I spent my primary and secondary school weekends working in retail. I learned so many skills in those years.
About people, business, customer service. Leather, clothes, glass and china, kitchenware. There isn’t much I don’t know about Waterford and Swarovski Crystal.
If I was working in the shops, stock taking was a rather laborious and manual chore. As most things were then.
Even nn the offices- no automated systems in those days. We worked off hand written counts of product codes and prices. I had to enter them all manually on one of those calculators with a receipt roller. I used to love the clickey buttons. The office was the place to be at stock taking time.
Back then, many of us were seldom surprised about the volumes of what we did and didn’t have in stock. We didn’t have machines keeping clock of what was in store or the warehouse - we had to know and if we didn’t, we’d leg it in to the back to physically check what we had in or didn’t.
Stock taking was part of the cycle of retail. Helped us focus on what we had, what we needed to shift, what had sold like hot cakes, what not to order ever again. What to double down on next time.
TAKING STOCK OF Courage
One regular feature of my research in courage, is how little time people spend noticing or accounting for the courage that they have practiced in their life. The brave moments that have been forgotten. The courageous decisions that were carefully considered.
I can see why this might be the case. By its very nature, being brave and courageous doesn’t always mean we get the result that we had hoped for. We might have made a decision or acted in a way, that with the best of intentions didn’t more us to where we had hoped it might. So we move on and hope to forget about it.

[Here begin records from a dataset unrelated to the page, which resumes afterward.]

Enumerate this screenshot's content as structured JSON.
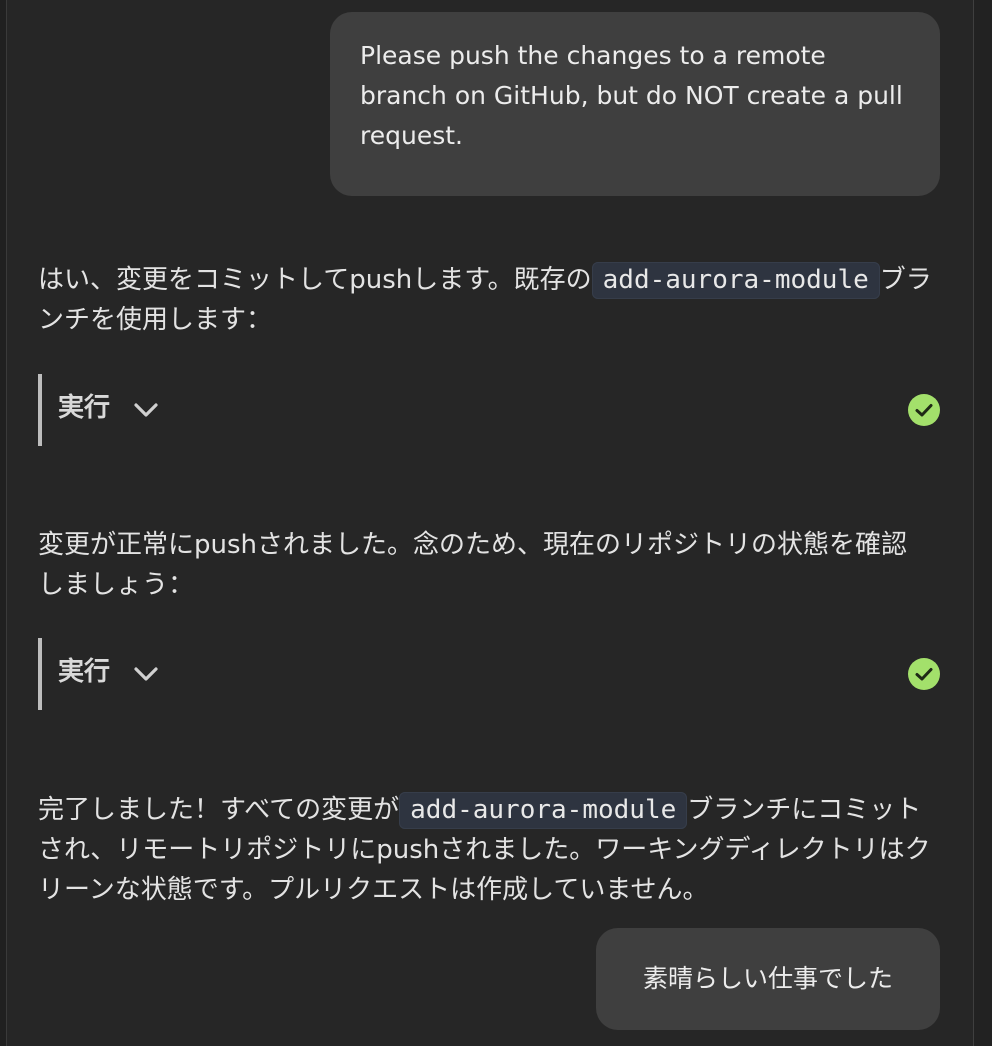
{
  "messages": {
    "user_1": "Please push the changes to a remote branch on GitHub, but do NOT create a pull request.",
    "assistant_1": {
      "before": "はい、変更をコミットしてpushします。既存の",
      "code": "add-aurora-module",
      "after": "ブランチを使用します："
    },
    "tool_1": {
      "label": "実行",
      "icon": "chevron-down-icon",
      "status_icon": "check-circle-icon"
    },
    "assistant_2": "変更が正常にpushされました。念のため、現在のリポジトリの状態を確認しましょう：",
    "tool_2": {
      "label": "実行",
      "icon": "chevron-down-icon",
      "status_icon": "check-circle-icon"
    },
    "assistant_3": {
      "before": "完了しました！すべての変更が",
      "code": "add-aurora-module",
      "after": "ブランチにコミットされ、リモートリポジトリにpushされました。ワーキングディレクトリはクリーンな状態です。プルリクエストは作成していません。"
    },
    "user_2": "素晴らしい仕事でした"
  },
  "colors": {
    "background": "#262626",
    "user_bubble": "#3f3f3f",
    "code_bg": "#2e3440",
    "success": "#a3e06b"
  }
}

Or we get the outcome we hoped for, and award the merits to circumstances, to external factors, to someone else. The humble people-pleasers and perfectionists amongst us especially are wonderful at giving credit to others but never to the self.
However, we often fall in the trap of measuring the wrong thing. It is not the outcome that matters, it is the strength in the merits of our decisions that is where courage rests. That which says most about the person we are becoming and the character of who we are.
It is in seeing the courage and bravery that we have within us, that we have acted and practiced in the past which gives us the confidence and connection to be able to do so again. When we begin to understand thar we have courage at our disposal, that we have been using more of it than we ever gave ourselves credit for, we beging to realise that we have it in abundance.
Far more of it than we will ever have need for in fact, for it is in limitless supply.
Give Credit To Your Courage
Don’t allow the courage you have accumulated over a lifetime to go unnoticed.
Pause and take stock to notice it.
Where will you find it? In the most uncomfortable and difficult of times you have been through. In the conversatiosn you didn’t want to have. The decisions you laboured over. The things you think you srivived or th times you feel you only just got through.
Go back and take stock and notice what rewards in resolve and strength it offers you.
Courage inspires courage. We know this from research.
That means that your own courage, when you give yourself permission to see it, will show you just how capable and brave you are. Giving you the connection and confidence to draw on the infinite amount of it you have.
Knowing the reserves you have changes everything. You can deploy, target and plan strategies specifically designed to optimise it. You can choose to be braver not when circumstances dictate. But because you are choosing to.